Je réalisais alors que cette arrière boutique, c'était en réalité mon salon. Quelqu'un entra dans la pièce, un gros type basané, c'était le chef, celui avec la crête. Il avait atteint l'âge adulte, il transpirait et puait…jamais je n'oublierai cette odeur épouvantable, mélangeant huile pour friture, frites infectes et viande pourrie. Il attrapa un cocon, sans même me porter la moindre attention, et s'en alla.
De l'autre côté, j'entendais d'autres personnes, qui prenaient visiblement des commandes.
Un kebab par ci, un kebab par là. J'avais bon m'égosiller en appelant à l'aide, personne ne pouvait m'entendre.
Après plusieurs heures, un autre vendeur de kebabs entra dans la pièce, certainement l'un des trois derniers qui étaient sortis du premier cocon. Il s'approcha d'un cocon, fit descendre son pantalon, et commença à copuler avec cette grosse brochette, dans laquelle on pouvait voir dépasser le visage d'un homme.
Quelques minutes plus tard, il passa à celui d'à côté, où était prisonnière une quinquagénaire, et ainsi de suite. Chaque cocon inséminé libérait, quelques minutes après copulation, quatre nouveaux nés dont un portant une crête, et qui filaient par la porte de derrière en murmurant de façon saccadé le mot « kebab », le tout en emportant le cocon dont ils étaient issus.
Avant que mon tour ne vint, je m'efforçais de me libérer de mon cocon, si bien qu'il finit par s'arracher du crochet qui le suspendait en l'air.
La chute l'avait endommagé, et je sortis immédiatement de ma prison de viande avariée, ce qui bien sûr, ne manqua pas d'attirer l'attention du gros lourdaud inséminateur de cocon. Je dois ma vie au seul et unique fait d'avoir toujours d'ingénieuse idée dans les pires situations…
Je me suis dirigé vers la sortie en répétant moi aussi, de manière saccadé, le mot « kebab ».

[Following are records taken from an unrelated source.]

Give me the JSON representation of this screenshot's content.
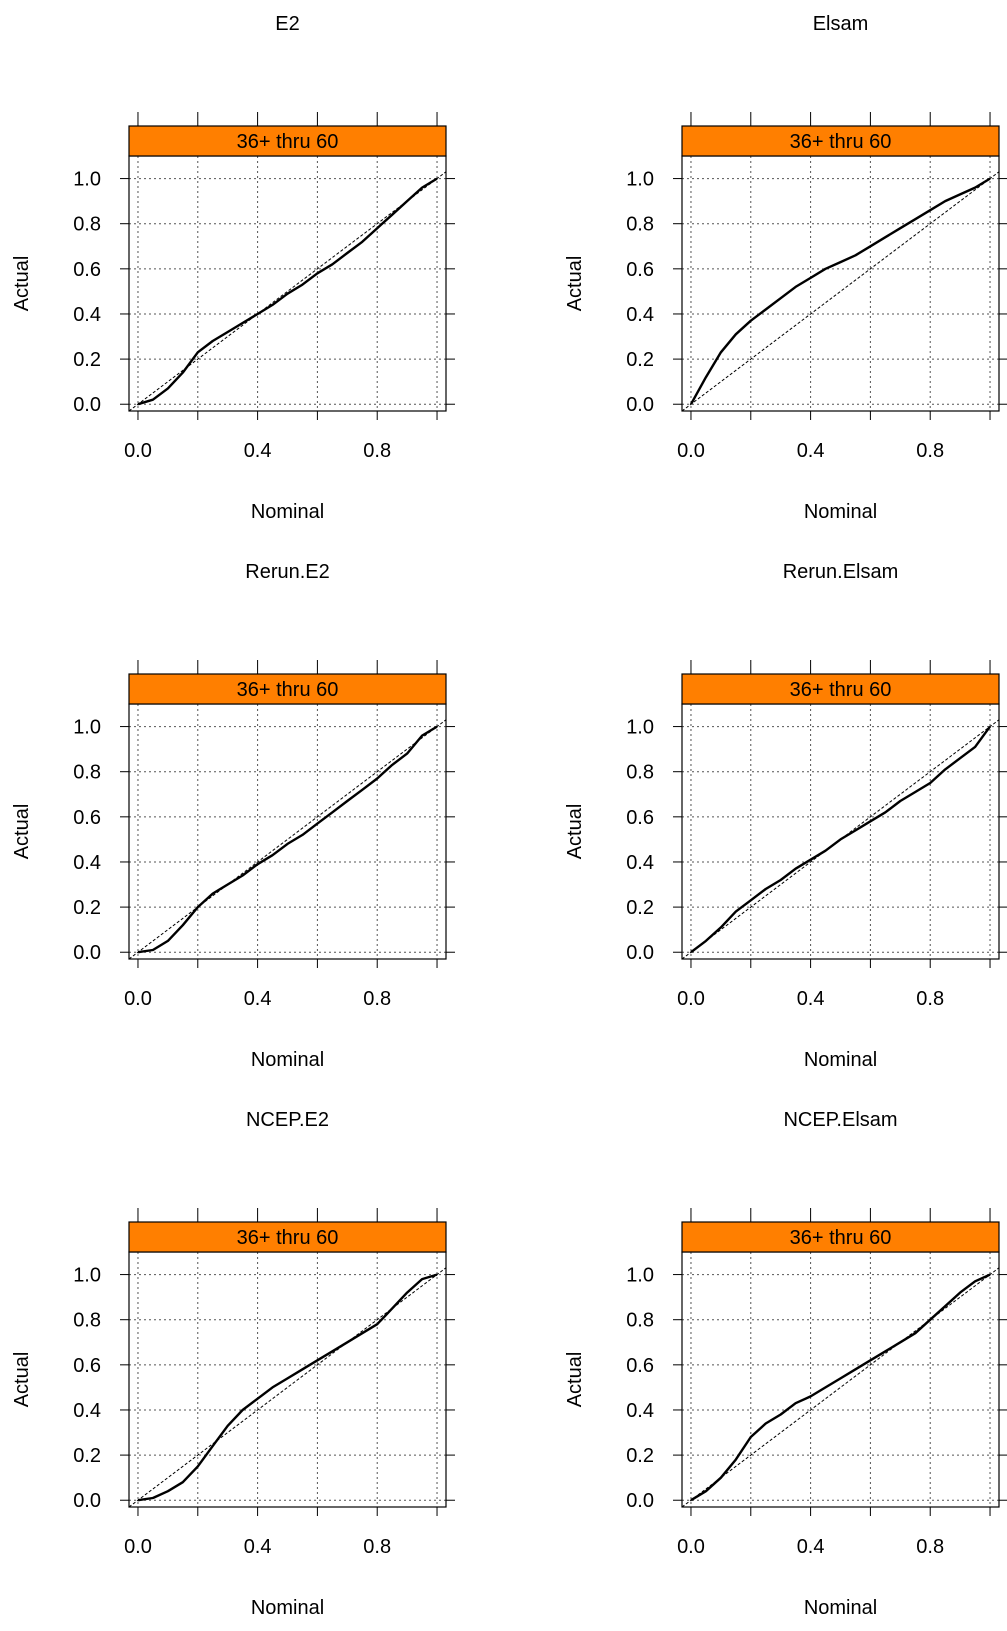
{
  "chart_data": [
    {
      "type": "line",
      "title": "E2",
      "strip_label": "36+ thru 60",
      "xlabel": "Nominal",
      "ylabel": "Actual",
      "xlim": [
        -0.03,
        1.03
      ],
      "ylim": [
        -0.03,
        1.1
      ],
      "xticks": [
        0.0,
        0.4,
        0.8
      ],
      "xtick_labels": [
        "0.0",
        "0.4",
        "0.8"
      ],
      "yticks": [
        0.0,
        0.2,
        0.4,
        0.6,
        0.8,
        1.0
      ],
      "ytick_labels": [
        "0.0",
        "0.2",
        "0.4",
        "0.6",
        "0.8",
        "1.0"
      ],
      "grid": true,
      "strip_color": "#ff7f00",
      "reference_line": [
        [
          0,
          0
        ],
        [
          1,
          1
        ]
      ],
      "x": [
        0.0,
        0.05,
        0.1,
        0.15,
        0.2,
        0.25,
        0.3,
        0.35,
        0.4,
        0.45,
        0.5,
        0.55,
        0.6,
        0.65,
        0.7,
        0.75,
        0.8,
        0.85,
        0.9,
        0.95,
        1.0
      ],
      "y": [
        0.0,
        0.02,
        0.07,
        0.14,
        0.23,
        0.28,
        0.32,
        0.36,
        0.4,
        0.44,
        0.49,
        0.53,
        0.58,
        0.62,
        0.67,
        0.72,
        0.78,
        0.84,
        0.9,
        0.96,
        1.0
      ]
    },
    {
      "type": "line",
      "title": "Elsam",
      "strip_label": "36+ thru 60",
      "xlabel": "Nominal",
      "ylabel": "Actual",
      "xlim": [
        -0.03,
        1.03
      ],
      "ylim": [
        -0.03,
        1.1
      ],
      "xticks": [
        0.0,
        0.4,
        0.8
      ],
      "xtick_labels": [
        "0.0",
        "0.4",
        "0.8"
      ],
      "yticks": [
        0.0,
        0.2,
        0.4,
        0.6,
        0.8,
        1.0
      ],
      "ytick_labels": [
        "0.0",
        "0.2",
        "0.4",
        "0.6",
        "0.8",
        "1.0"
      ],
      "grid": true,
      "strip_color": "#ff7f00",
      "reference_line": [
        [
          0,
          0
        ],
        [
          1,
          1
        ]
      ],
      "x": [
        0.0,
        0.05,
        0.1,
        0.15,
        0.2,
        0.25,
        0.3,
        0.35,
        0.4,
        0.45,
        0.5,
        0.55,
        0.6,
        0.65,
        0.7,
        0.75,
        0.8,
        0.85,
        0.9,
        0.95,
        1.0
      ],
      "y": [
        0.0,
        0.12,
        0.23,
        0.31,
        0.37,
        0.42,
        0.47,
        0.52,
        0.56,
        0.6,
        0.63,
        0.66,
        0.7,
        0.74,
        0.78,
        0.82,
        0.86,
        0.9,
        0.93,
        0.96,
        1.0
      ]
    },
    {
      "type": "line",
      "title": "Rerun.E2",
      "strip_label": "36+ thru 60",
      "xlabel": "Nominal",
      "ylabel": "Actual",
      "xlim": [
        -0.03,
        1.03
      ],
      "ylim": [
        -0.03,
        1.1
      ],
      "xticks": [
        0.0,
        0.4,
        0.8
      ],
      "xtick_labels": [
        "0.0",
        "0.4",
        "0.8"
      ],
      "yticks": [
        0.0,
        0.2,
        0.4,
        0.6,
        0.8,
        1.0
      ],
      "ytick_labels": [
        "0.0",
        "0.2",
        "0.4",
        "0.6",
        "0.8",
        "1.0"
      ],
      "grid": true,
      "strip_color": "#ff7f00",
      "reference_line": [
        [
          0,
          0
        ],
        [
          1,
          1
        ]
      ],
      "x": [
        0.0,
        0.05,
        0.1,
        0.15,
        0.2,
        0.25,
        0.3,
        0.35,
        0.4,
        0.45,
        0.5,
        0.55,
        0.6,
        0.65,
        0.7,
        0.75,
        0.8,
        0.85,
        0.9,
        0.95,
        1.0
      ],
      "y": [
        0.0,
        0.01,
        0.05,
        0.12,
        0.2,
        0.26,
        0.3,
        0.34,
        0.39,
        0.43,
        0.48,
        0.52,
        0.57,
        0.62,
        0.67,
        0.72,
        0.77,
        0.83,
        0.88,
        0.96,
        1.0
      ]
    },
    {
      "type": "line",
      "title": "Rerun.Elsam",
      "strip_label": "36+ thru 60",
      "xlabel": "Nominal",
      "ylabel": "Actual",
      "xlim": [
        -0.03,
        1.03
      ],
      "ylim": [
        -0.03,
        1.1
      ],
      "xticks": [
        0.0,
        0.4,
        0.8
      ],
      "xtick_labels": [
        "0.0",
        "0.4",
        "0.8"
      ],
      "yticks": [
        0.0,
        0.2,
        0.4,
        0.6,
        0.8,
        1.0
      ],
      "ytick_labels": [
        "0.0",
        "0.2",
        "0.4",
        "0.6",
        "0.8",
        "1.0"
      ],
      "grid": true,
      "strip_color": "#ff7f00",
      "reference_line": [
        [
          0,
          0
        ],
        [
          1,
          1
        ]
      ],
      "x": [
        0.0,
        0.05,
        0.1,
        0.15,
        0.2,
        0.25,
        0.3,
        0.35,
        0.4,
        0.45,
        0.5,
        0.55,
        0.6,
        0.65,
        0.7,
        0.75,
        0.8,
        0.85,
        0.9,
        0.95,
        1.0
      ],
      "y": [
        0.0,
        0.05,
        0.11,
        0.18,
        0.23,
        0.28,
        0.32,
        0.37,
        0.41,
        0.45,
        0.5,
        0.54,
        0.58,
        0.62,
        0.67,
        0.71,
        0.75,
        0.81,
        0.86,
        0.91,
        1.0
      ]
    },
    {
      "type": "line",
      "title": "NCEP.E2",
      "strip_label": "36+ thru 60",
      "xlabel": "Nominal",
      "ylabel": "Actual",
      "xlim": [
        -0.03,
        1.03
      ],
      "ylim": [
        -0.03,
        1.1
      ],
      "xticks": [
        0.0,
        0.4,
        0.8
      ],
      "xtick_labels": [
        "0.0",
        "0.4",
        "0.8"
      ],
      "yticks": [
        0.0,
        0.2,
        0.4,
        0.6,
        0.8,
        1.0
      ],
      "ytick_labels": [
        "0.0",
        "0.2",
        "0.4",
        "0.6",
        "0.8",
        "1.0"
      ],
      "grid": true,
      "strip_color": "#ff7f00",
      "reference_line": [
        [
          0,
          0
        ],
        [
          1,
          1
        ]
      ],
      "x": [
        0.0,
        0.05,
        0.1,
        0.15,
        0.2,
        0.25,
        0.3,
        0.35,
        0.4,
        0.45,
        0.5,
        0.55,
        0.6,
        0.65,
        0.7,
        0.75,
        0.8,
        0.85,
        0.9,
        0.95,
        1.0
      ],
      "y": [
        0.0,
        0.01,
        0.04,
        0.08,
        0.15,
        0.24,
        0.33,
        0.4,
        0.45,
        0.5,
        0.54,
        0.58,
        0.62,
        0.66,
        0.7,
        0.74,
        0.78,
        0.85,
        0.92,
        0.98,
        1.0
      ]
    },
    {
      "type": "line",
      "title": "NCEP.Elsam",
      "strip_label": "36+ thru 60",
      "xlabel": "Nominal",
      "ylabel": "Actual",
      "xlim": [
        -0.03,
        1.03
      ],
      "ylim": [
        -0.03,
        1.1
      ],
      "xticks": [
        0.0,
        0.4,
        0.8
      ],
      "xtick_labels": [
        "0.0",
        "0.4",
        "0.8"
      ],
      "yticks": [
        0.0,
        0.2,
        0.4,
        0.6,
        0.8,
        1.0
      ],
      "ytick_labels": [
        "0.0",
        "0.2",
        "0.4",
        "0.6",
        "0.8",
        "1.0"
      ],
      "grid": true,
      "strip_color": "#ff7f00",
      "reference_line": [
        [
          0,
          0
        ],
        [
          1,
          1
        ]
      ],
      "x": [
        0.0,
        0.05,
        0.1,
        0.15,
        0.2,
        0.25,
        0.3,
        0.35,
        0.4,
        0.45,
        0.5,
        0.55,
        0.6,
        0.65,
        0.7,
        0.75,
        0.8,
        0.85,
        0.9,
        0.95,
        1.0
      ],
      "y": [
        0.0,
        0.04,
        0.1,
        0.18,
        0.28,
        0.34,
        0.38,
        0.43,
        0.46,
        0.5,
        0.54,
        0.58,
        0.62,
        0.66,
        0.7,
        0.74,
        0.8,
        0.86,
        0.92,
        0.97,
        1.0
      ]
    }
  ]
}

A peine hors du kebab (le lieu, pas le cocon), je me précipitai vers un téléphone, afin d'avertir le pire ennemi du vendeur de kebabs pour le faire expulser et récupérer mon domicile.
Une fois l'inspection de l'hygiène sur les lieux, les quatres frères vendeurs de kebabs furent mis aux arrêts, la marchandise confisquée, et mon appartement nettoyé.
Le chef de la brigade anti-kebabs des services d'hygiènes me confia que ces incidents étaient monnaie courante, et que les kebabs étaient un fléau contre lequel il était quasiment impossible de lutter.
« C'est comme faire barrage avec des sacs de sable quand arrive un tsunami » disait-il.
Il me salua et repartit avec ses hommes.
Sur le moment, je ne compris pas pourquoi un homme qui vouait sa vie à la lutte anti-kebabs s'en nourrissait en plein inspection. Ce n'est que lorsque, quelques instants à peine après le départ des hommes des services d'hygiène, quand arrivèrent d'authentiques agents, je compris qu'il s'agissait de faux agents. Je me souviens avoir tenté, durant un long moment, d'expliquer en vain mon incroyable mésaventure aux vrais inspecteurs, qui me regardaient incrédules et hilares, comme on regarde le dernier des fous.
Voilà, vous connaissez le terrible secret, aussi souvenez vous, lorsque vous rentrerez chez vous ce soir, fermez bien vos portes, regardez dans vos armoires et sous votre lit, car qui sait, il y a peut être un kebab qui attend son heure.